Confirmation came recently from SpaceX, one of Elon Musk’s many companies, which reported that its Starlink satellites had to make more than 25,000 course corrections over the past 6 months to avoid collisions with other spacecraft and debris. It’s a remarkable figure, it’s double the same maneuvers made in the previous semester and it’s also a figure set to rise: according to many analysts, satellites of this type will be forced to make even a million course corrections every 6 months in order not to crash into something.

Space

Strange lights in the sky over Northern Italy? It was just Starlink satellites going into orbit

by Emanuele Capone


What is Kessler Syndrome

It should be noted that all these objects are not large or very large: the European Space Agency, which has been keeping track of it for some time (here), estimates that the number of 33,890 refers to those larger than 10 centimeters. However, that they are small does not mean that they cannot be a problem: if those present in lower Earth orbit can burn on their return to our planet, those that remain at over 36 thousand kilometers above sea level they can continue to orbit for hundreds of years.

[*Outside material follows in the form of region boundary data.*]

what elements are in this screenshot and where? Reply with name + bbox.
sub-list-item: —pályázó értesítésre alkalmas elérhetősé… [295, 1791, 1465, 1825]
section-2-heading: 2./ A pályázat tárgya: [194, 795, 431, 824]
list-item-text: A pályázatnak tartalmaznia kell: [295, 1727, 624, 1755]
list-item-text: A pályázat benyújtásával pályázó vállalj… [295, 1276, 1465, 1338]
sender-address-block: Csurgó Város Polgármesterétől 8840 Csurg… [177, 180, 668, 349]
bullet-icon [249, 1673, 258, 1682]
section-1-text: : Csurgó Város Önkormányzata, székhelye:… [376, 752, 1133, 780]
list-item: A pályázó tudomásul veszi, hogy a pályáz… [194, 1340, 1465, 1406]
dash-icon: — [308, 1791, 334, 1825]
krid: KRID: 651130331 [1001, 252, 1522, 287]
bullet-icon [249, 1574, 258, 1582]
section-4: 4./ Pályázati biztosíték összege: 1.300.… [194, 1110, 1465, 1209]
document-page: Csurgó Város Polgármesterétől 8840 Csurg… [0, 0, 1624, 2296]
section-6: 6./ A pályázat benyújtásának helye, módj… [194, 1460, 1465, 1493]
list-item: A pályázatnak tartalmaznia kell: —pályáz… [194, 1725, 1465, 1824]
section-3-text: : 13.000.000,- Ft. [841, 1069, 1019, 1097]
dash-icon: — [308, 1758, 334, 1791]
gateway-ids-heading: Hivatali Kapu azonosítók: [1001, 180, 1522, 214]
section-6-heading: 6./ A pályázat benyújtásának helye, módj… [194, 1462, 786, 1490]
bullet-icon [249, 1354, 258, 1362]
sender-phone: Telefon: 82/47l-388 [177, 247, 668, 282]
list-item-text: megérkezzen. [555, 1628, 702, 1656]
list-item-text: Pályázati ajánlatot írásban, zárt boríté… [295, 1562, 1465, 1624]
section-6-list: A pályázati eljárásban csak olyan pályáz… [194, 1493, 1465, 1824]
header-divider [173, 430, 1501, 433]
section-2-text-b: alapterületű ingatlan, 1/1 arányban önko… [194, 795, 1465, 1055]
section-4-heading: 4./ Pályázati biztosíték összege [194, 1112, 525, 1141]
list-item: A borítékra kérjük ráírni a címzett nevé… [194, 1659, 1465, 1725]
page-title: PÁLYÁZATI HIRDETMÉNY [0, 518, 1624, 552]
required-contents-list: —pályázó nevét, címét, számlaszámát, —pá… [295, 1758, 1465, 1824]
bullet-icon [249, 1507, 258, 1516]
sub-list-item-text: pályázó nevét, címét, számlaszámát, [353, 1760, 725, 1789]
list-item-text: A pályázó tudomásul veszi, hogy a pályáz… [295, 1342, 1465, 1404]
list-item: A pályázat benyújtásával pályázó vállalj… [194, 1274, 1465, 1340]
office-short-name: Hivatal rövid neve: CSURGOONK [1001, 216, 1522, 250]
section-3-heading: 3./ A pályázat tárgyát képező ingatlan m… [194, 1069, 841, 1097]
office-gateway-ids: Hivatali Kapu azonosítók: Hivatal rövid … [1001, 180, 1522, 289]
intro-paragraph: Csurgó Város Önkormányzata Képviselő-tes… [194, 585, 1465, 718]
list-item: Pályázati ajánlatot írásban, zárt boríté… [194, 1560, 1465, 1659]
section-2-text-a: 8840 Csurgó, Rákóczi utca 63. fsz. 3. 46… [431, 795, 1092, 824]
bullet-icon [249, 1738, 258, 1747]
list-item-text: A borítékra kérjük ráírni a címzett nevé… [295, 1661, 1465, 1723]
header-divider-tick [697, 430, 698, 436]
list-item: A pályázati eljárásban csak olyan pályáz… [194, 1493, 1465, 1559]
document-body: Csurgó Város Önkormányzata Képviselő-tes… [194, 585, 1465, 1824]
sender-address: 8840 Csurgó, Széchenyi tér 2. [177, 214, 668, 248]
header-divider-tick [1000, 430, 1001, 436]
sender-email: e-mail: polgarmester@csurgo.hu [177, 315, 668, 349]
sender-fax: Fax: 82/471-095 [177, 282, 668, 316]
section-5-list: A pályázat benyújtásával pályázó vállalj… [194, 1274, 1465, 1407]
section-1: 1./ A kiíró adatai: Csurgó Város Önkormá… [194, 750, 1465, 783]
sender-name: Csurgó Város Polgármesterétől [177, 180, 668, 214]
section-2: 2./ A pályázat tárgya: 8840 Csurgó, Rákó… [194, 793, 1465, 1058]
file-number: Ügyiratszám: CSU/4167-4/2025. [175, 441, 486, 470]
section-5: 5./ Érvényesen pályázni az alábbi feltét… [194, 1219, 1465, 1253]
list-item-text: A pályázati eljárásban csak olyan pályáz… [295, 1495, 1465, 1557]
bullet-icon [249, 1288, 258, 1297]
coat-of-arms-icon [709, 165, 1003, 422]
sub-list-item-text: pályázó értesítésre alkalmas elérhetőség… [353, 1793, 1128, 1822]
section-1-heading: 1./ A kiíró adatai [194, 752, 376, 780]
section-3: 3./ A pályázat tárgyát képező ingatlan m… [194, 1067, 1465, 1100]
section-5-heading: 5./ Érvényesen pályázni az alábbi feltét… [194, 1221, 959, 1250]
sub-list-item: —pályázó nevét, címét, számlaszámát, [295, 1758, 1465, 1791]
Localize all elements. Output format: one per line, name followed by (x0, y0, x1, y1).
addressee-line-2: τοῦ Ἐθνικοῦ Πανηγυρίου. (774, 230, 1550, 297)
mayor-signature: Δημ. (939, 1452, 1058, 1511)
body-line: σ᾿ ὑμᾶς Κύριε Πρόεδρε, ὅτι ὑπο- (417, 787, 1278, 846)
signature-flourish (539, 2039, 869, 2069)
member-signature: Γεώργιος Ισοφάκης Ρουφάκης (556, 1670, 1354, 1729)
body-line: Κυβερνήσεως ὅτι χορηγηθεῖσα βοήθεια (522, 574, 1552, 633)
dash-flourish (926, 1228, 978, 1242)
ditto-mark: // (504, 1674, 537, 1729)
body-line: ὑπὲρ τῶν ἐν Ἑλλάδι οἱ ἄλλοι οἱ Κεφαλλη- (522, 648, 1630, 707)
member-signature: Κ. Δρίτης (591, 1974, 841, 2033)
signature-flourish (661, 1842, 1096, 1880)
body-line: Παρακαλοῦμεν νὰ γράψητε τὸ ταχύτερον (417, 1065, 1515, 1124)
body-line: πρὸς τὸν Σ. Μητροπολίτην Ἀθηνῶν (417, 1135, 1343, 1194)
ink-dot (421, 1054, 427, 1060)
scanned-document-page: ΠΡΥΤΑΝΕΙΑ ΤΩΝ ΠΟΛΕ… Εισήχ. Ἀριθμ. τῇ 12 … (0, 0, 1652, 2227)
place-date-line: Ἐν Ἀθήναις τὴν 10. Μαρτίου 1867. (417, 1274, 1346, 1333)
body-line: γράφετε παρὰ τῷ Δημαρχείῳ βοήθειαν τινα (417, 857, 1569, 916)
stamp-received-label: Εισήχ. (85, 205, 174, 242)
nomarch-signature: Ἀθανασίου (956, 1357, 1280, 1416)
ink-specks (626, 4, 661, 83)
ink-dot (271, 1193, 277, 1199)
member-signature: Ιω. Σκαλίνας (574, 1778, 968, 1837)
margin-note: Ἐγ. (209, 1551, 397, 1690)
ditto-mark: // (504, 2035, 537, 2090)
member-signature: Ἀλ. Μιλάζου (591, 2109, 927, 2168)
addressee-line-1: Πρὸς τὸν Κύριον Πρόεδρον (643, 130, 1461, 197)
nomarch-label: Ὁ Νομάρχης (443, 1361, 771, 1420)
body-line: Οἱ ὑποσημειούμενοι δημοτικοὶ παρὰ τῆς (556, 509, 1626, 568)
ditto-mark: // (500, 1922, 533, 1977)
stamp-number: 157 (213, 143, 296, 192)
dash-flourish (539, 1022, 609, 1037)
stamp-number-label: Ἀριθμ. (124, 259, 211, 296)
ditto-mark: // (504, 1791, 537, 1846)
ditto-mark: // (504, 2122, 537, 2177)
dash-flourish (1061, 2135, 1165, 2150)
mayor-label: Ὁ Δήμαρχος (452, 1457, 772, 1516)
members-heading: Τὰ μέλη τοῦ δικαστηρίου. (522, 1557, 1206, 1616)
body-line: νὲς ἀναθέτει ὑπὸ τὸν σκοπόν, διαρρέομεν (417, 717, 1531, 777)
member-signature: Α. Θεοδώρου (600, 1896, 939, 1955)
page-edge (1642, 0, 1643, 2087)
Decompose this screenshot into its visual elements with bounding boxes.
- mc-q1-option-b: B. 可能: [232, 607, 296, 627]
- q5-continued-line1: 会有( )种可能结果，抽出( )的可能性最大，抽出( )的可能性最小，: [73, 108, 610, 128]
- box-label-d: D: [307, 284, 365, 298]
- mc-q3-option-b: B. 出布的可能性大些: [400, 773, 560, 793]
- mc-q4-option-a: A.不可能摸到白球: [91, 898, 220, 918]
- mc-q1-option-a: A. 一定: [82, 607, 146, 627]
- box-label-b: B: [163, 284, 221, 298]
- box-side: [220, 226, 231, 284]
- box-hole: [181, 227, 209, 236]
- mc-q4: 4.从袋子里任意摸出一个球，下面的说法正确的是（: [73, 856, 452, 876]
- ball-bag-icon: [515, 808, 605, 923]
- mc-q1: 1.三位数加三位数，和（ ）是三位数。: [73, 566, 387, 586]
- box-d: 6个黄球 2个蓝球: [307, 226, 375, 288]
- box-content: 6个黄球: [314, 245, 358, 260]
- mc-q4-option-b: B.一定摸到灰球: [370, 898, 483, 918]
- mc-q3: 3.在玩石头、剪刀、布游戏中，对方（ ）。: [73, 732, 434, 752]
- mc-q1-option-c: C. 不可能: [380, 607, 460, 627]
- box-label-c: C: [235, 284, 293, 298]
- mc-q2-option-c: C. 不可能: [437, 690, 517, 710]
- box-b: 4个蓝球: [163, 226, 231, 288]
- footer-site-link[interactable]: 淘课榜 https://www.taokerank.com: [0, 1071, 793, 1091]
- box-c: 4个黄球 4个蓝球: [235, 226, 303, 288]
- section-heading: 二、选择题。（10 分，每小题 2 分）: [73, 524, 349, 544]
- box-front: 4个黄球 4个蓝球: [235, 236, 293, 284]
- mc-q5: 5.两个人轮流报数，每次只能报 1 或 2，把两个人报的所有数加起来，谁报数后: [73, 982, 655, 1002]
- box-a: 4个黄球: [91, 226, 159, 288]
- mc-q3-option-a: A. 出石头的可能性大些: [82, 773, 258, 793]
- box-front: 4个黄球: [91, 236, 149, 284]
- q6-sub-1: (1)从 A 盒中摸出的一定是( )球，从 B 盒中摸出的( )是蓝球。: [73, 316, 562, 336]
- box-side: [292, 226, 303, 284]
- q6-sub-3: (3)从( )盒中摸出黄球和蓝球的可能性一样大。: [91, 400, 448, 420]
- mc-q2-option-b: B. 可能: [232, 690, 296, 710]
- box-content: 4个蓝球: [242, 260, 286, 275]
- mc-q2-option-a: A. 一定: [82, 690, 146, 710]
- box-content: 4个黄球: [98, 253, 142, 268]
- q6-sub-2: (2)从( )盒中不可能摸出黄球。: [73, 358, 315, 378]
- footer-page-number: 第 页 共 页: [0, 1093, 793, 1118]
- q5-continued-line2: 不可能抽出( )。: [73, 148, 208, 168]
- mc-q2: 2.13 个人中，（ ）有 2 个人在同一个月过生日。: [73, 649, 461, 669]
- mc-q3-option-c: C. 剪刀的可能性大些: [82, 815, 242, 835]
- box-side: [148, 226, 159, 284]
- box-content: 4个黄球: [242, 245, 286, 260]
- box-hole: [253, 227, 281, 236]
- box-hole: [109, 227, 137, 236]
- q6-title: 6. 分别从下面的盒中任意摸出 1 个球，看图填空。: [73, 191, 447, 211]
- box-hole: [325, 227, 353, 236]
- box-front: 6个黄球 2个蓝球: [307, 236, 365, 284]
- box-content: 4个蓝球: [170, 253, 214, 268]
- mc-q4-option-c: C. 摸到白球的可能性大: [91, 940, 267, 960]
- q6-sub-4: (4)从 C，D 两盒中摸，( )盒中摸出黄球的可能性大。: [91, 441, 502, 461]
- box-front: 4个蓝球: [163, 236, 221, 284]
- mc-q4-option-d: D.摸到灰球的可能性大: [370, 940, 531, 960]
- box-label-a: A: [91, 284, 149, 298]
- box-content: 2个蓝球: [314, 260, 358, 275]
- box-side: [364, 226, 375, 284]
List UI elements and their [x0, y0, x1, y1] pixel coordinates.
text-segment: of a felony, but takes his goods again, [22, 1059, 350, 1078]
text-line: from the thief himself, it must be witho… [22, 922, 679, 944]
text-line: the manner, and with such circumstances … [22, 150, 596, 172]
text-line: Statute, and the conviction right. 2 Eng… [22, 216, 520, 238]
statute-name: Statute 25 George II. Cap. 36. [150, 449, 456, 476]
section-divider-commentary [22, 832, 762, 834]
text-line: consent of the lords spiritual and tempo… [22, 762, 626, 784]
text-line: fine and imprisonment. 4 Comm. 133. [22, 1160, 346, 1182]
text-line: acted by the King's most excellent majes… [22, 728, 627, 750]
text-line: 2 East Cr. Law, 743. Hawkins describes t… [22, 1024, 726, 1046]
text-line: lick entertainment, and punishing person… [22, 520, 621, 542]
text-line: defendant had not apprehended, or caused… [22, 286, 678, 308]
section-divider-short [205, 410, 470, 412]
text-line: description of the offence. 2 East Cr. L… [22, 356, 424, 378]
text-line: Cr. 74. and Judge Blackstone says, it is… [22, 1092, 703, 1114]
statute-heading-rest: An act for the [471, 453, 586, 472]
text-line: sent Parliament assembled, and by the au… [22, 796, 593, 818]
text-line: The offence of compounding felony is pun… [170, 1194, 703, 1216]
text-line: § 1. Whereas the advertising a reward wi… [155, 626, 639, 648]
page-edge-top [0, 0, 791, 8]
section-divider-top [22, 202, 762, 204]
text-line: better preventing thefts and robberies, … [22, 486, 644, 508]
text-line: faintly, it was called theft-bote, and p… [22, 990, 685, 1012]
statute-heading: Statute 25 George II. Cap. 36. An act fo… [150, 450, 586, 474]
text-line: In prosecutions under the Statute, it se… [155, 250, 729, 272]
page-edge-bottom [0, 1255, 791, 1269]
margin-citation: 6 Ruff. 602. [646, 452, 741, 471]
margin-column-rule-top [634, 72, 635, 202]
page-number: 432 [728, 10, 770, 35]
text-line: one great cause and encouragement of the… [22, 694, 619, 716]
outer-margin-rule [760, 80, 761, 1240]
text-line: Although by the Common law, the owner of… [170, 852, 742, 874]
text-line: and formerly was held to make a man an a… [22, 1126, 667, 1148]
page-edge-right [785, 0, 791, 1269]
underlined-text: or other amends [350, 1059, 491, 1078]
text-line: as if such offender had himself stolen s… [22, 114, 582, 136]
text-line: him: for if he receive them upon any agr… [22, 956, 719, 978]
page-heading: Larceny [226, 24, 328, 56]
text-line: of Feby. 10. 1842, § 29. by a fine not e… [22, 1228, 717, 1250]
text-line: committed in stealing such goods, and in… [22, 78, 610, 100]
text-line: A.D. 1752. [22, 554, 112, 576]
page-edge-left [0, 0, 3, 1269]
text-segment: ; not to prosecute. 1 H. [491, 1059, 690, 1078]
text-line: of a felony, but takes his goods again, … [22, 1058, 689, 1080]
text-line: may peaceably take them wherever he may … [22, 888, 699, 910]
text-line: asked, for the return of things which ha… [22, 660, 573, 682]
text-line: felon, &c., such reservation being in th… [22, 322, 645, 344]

It is true that actual space collisions have so far been rare: the last one was in 2021, when a Chinese satellite crashed into a piece of a rocket launched into space in 1996, but before that there had been no others in the previous 10 years. And yet, this growing space junk contributes to increasing the fear that the scenario imagined by the so-called will occur Kessler syndrome (Star Wars has nothing to do with it: that was the Kessel Run), according to which a constant increase in debris would cause an increase in collisions, which would cause an increase in debris and another increase in collisions, in a spiral that would end up making substantially Earth orbit is unusable.

If we add to these fears the fact that SpaceX itself has repeatedly reiterated its intention to increase the current number of satellites from 4,000 to 30,000 in the coming years, we understand why this is an issue to be addressed now and not in the near future.